Amélie uttered a low, moaning cry. “O my dear infatuated brother, it is not in nature for a De Repentigny to love irrationally like that! What maddening philtre have you drank, to intoxicate you with a woman who uses you so imperiously? But you will not go, Le Gardeur!” added she, clinging to his arm. “You are safe so long as you are with your sister,—you will be safe no longer if you go to the Maison des Meloises tonight!”

“Go I must and shall, Amélie! I have drank the maddening philtre,—I know that, Amélie, and would not take an antidote if I had one! The world has no antidote to cure me. I have no wish to be cured of love for Angélique, and in fine I cannot be, so let me go and receive the rod for coming to Belmont and the reward for leaving it at her summons!” He affected a tone of levity, but Amélie's ear easily detected the false ring of it.

“Dearest brother!” said she, “are you sure Angélique returns, or is capable of returning, love like yours? She is like the rest of us, weak and fickle, merely human, and not at all the divinity a man in his fancy worships when in love with a woman.” It was in vain, however, for Amélie to try to persuade her brother of that.

“What care I, Amélie, so long as Angélique is not weak and fickle to me?” answered he; “but she will think her tardy lover is both weak and fickle unless I put in a speedy appearance at the Maison des Meloises!” He rose up as if to depart, still holding his sister by the hand.

Amélie's tears flowed silently in the darkness. She was not willing to plant a seed of distrust in the bosom of her brother, yet she remembered bitterly and indignantly what Angélique had said of her intentions towards the Intendant. Was she using Le Gardeur as a foil to set off her attractions in the eyes of Bigot?

“Brother!” said Amélie, “I am a woman, and comprehend my sex better than you. I know Angélique's far-reaching ambition and crafty ways.
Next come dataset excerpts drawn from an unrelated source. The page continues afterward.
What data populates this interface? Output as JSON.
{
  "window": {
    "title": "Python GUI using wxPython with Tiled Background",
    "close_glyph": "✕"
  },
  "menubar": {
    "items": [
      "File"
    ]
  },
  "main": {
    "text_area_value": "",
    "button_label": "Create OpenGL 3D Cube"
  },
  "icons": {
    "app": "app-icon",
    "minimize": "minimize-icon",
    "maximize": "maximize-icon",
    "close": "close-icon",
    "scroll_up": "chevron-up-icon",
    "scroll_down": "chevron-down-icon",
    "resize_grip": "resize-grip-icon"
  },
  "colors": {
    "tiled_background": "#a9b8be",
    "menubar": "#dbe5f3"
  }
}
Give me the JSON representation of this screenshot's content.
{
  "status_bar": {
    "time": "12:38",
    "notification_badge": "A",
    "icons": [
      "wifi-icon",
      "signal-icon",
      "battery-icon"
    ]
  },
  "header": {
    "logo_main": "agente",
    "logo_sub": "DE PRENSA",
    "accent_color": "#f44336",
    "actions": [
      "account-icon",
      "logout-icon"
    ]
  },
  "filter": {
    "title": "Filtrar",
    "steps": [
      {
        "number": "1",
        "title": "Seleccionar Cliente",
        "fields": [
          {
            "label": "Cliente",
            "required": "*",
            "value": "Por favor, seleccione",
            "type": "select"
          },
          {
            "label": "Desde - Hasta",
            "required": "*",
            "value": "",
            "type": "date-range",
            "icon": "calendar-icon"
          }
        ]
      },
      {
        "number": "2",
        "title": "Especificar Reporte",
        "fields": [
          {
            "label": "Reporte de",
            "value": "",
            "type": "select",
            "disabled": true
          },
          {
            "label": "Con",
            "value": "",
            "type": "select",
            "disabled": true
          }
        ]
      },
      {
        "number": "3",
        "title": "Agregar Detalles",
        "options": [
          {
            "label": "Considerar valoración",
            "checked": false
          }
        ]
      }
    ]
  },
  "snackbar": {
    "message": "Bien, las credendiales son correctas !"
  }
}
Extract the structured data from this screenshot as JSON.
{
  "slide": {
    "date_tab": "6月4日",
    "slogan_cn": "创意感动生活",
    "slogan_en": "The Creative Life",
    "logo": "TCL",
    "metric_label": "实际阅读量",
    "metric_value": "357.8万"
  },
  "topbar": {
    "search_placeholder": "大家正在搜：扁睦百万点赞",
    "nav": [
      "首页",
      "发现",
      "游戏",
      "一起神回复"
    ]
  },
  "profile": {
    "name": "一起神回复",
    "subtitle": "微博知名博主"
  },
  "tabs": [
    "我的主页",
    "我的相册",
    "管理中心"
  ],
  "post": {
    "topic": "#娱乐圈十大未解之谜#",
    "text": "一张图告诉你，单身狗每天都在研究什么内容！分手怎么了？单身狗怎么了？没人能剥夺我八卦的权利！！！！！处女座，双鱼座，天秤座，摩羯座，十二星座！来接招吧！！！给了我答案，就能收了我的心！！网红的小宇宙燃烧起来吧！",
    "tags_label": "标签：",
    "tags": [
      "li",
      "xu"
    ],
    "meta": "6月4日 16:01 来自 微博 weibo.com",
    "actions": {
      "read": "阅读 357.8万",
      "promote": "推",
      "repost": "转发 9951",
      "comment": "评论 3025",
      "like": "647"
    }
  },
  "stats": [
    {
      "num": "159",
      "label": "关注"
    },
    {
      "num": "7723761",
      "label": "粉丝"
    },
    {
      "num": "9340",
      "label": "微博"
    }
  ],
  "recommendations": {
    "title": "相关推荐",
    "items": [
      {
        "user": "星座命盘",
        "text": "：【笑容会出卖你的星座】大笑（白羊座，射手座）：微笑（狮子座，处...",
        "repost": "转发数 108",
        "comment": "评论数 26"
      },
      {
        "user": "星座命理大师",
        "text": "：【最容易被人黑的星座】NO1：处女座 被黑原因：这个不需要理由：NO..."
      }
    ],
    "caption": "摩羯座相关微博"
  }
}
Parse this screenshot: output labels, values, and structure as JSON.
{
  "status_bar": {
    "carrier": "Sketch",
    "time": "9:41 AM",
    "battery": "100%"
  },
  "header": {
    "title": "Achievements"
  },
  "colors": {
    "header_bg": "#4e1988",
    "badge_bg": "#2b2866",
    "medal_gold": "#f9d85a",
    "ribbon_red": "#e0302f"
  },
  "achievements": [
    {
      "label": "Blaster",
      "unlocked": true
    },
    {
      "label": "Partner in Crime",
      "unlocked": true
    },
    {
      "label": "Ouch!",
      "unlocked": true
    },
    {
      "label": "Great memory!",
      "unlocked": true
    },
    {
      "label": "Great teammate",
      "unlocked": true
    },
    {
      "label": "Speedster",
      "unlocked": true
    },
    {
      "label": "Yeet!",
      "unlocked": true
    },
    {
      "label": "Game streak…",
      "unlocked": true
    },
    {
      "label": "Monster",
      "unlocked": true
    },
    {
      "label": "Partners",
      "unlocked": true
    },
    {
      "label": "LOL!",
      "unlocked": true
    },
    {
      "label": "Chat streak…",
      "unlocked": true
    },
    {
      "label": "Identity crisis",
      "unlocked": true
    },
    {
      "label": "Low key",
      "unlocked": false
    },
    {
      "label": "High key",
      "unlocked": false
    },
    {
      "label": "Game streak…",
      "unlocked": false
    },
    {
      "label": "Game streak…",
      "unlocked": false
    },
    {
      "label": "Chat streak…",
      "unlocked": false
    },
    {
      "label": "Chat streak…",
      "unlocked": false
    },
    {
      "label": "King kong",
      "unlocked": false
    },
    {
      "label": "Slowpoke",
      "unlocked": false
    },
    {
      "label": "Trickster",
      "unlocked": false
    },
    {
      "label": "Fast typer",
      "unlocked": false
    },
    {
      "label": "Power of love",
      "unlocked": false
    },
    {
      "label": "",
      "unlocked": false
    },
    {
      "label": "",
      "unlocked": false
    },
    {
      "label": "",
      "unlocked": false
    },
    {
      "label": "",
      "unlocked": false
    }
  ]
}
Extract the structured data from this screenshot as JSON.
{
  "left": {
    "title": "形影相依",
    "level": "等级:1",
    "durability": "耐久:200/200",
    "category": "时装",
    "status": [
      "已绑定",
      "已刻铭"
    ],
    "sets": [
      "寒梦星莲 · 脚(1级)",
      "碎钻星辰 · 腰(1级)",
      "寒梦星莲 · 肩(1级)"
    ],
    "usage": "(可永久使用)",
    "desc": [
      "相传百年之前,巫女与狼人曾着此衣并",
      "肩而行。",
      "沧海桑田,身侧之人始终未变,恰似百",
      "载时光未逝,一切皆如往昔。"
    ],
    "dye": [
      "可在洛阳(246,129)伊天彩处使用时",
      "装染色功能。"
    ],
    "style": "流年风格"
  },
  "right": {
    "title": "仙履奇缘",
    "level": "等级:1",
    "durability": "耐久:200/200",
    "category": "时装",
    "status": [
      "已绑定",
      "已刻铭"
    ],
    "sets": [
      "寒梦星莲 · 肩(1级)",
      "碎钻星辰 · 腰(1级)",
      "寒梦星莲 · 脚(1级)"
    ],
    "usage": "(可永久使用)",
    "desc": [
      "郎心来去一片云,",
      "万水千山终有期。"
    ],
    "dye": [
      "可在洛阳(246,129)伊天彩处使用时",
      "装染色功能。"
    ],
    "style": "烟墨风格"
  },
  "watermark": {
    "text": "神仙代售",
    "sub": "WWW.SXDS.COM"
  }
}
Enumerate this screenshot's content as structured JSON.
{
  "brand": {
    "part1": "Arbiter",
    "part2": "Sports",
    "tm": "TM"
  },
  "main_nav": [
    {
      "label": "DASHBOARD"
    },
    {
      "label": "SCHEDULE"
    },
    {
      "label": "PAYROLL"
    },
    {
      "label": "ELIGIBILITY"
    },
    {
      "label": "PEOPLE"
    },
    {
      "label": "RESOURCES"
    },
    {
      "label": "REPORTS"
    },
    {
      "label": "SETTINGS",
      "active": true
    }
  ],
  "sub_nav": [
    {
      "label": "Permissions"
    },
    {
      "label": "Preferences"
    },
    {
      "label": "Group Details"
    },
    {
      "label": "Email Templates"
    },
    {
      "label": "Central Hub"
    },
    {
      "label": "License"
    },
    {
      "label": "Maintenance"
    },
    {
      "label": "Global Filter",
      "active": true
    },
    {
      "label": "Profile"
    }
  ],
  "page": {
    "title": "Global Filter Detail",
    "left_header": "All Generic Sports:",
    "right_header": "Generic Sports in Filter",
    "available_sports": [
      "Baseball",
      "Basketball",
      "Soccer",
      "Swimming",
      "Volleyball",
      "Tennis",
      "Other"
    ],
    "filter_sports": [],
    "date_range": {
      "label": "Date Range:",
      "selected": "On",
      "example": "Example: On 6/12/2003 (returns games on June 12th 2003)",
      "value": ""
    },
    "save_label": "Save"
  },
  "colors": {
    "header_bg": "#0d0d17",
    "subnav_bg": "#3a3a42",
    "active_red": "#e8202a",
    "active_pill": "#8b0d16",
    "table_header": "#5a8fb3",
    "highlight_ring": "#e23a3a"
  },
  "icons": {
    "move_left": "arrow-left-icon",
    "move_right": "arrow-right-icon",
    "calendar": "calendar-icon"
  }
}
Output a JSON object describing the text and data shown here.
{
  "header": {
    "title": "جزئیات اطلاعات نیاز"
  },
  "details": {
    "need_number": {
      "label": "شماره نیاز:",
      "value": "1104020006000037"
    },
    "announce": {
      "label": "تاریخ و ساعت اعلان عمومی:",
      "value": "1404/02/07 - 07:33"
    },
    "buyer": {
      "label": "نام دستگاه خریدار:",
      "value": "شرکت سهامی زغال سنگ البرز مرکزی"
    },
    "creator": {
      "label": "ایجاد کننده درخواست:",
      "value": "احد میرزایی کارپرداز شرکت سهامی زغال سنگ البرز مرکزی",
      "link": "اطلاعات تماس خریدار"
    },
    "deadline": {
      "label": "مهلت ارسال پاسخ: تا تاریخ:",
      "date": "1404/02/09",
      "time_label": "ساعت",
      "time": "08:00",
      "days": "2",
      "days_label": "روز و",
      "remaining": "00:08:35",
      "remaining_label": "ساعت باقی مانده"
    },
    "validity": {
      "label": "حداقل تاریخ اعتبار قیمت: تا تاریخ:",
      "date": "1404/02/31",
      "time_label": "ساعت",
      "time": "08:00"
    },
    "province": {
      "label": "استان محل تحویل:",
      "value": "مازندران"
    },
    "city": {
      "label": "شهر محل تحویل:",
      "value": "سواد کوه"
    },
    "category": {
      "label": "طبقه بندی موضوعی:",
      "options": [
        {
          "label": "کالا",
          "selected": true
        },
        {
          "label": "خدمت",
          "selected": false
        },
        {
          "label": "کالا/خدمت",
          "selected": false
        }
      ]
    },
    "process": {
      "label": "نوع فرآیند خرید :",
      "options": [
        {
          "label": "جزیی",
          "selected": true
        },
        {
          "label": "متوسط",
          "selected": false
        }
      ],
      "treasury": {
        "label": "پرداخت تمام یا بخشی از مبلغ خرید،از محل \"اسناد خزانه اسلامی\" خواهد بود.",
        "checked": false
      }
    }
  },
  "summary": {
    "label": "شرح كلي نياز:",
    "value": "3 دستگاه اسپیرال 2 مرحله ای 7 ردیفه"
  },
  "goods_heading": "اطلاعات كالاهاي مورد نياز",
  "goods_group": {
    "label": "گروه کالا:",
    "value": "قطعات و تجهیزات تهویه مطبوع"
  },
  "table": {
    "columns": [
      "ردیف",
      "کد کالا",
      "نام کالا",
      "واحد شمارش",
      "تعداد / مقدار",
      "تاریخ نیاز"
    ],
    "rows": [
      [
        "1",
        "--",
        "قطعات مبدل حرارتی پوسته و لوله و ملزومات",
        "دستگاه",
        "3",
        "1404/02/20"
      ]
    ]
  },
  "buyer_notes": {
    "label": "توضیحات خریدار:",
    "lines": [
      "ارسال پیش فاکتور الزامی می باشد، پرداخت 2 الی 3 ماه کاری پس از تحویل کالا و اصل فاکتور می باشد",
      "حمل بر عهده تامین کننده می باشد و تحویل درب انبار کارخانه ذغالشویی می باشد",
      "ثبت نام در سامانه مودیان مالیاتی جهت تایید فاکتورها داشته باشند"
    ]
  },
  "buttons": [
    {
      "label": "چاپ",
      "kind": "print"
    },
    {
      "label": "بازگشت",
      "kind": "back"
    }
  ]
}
Are you sure, not in outward persuasion but in inward conviction, that she loves you as a woman should love the man she means to marry?”

Le Gardeur felt her words like a silver probe that searched his heart. With all his unbounded devotion, he knew Angélique too well not to feel a pang of distrust sometimes, as she showered her coquetries upon every side of her. It was the overabundance of her love, he said, but he thought it often fell like the dew round Gideon's fleece, refreshing all the earth about it, but leaving the fleece dry. “Amélie!” said he, “you try me hard, and tempt me too, my sister, but it is useless. Angélique may be false as Cressida to other men, she will not be false to me! She has sworn it, with her hand in mine, before the altar of Notre Dame. I would go down to perdition with her in my arms rather than be a crowned king with all the world of women to choose from and not get her.”

Amélie shuddered at his vehemence, but she knew how useless was expostulation. She wisely refrained, deeming it her duty, like a good sister, to make the best of what she could not hinder. Some jasmines overhung the seat; she plucked a handful, and gave them to him as they rose to return to the house.

“Take them with you, Le Gardeur,” said she, giving him the flowers, which she tied into a wreath; “they will remind Angélique that she has a powerful rival in your sister's love.”

He took them as they walked slowly back. “Would she were like you, Amélie, in all things!” said he. “I will put some of your flowers in her hair to-night for your sake, sister.”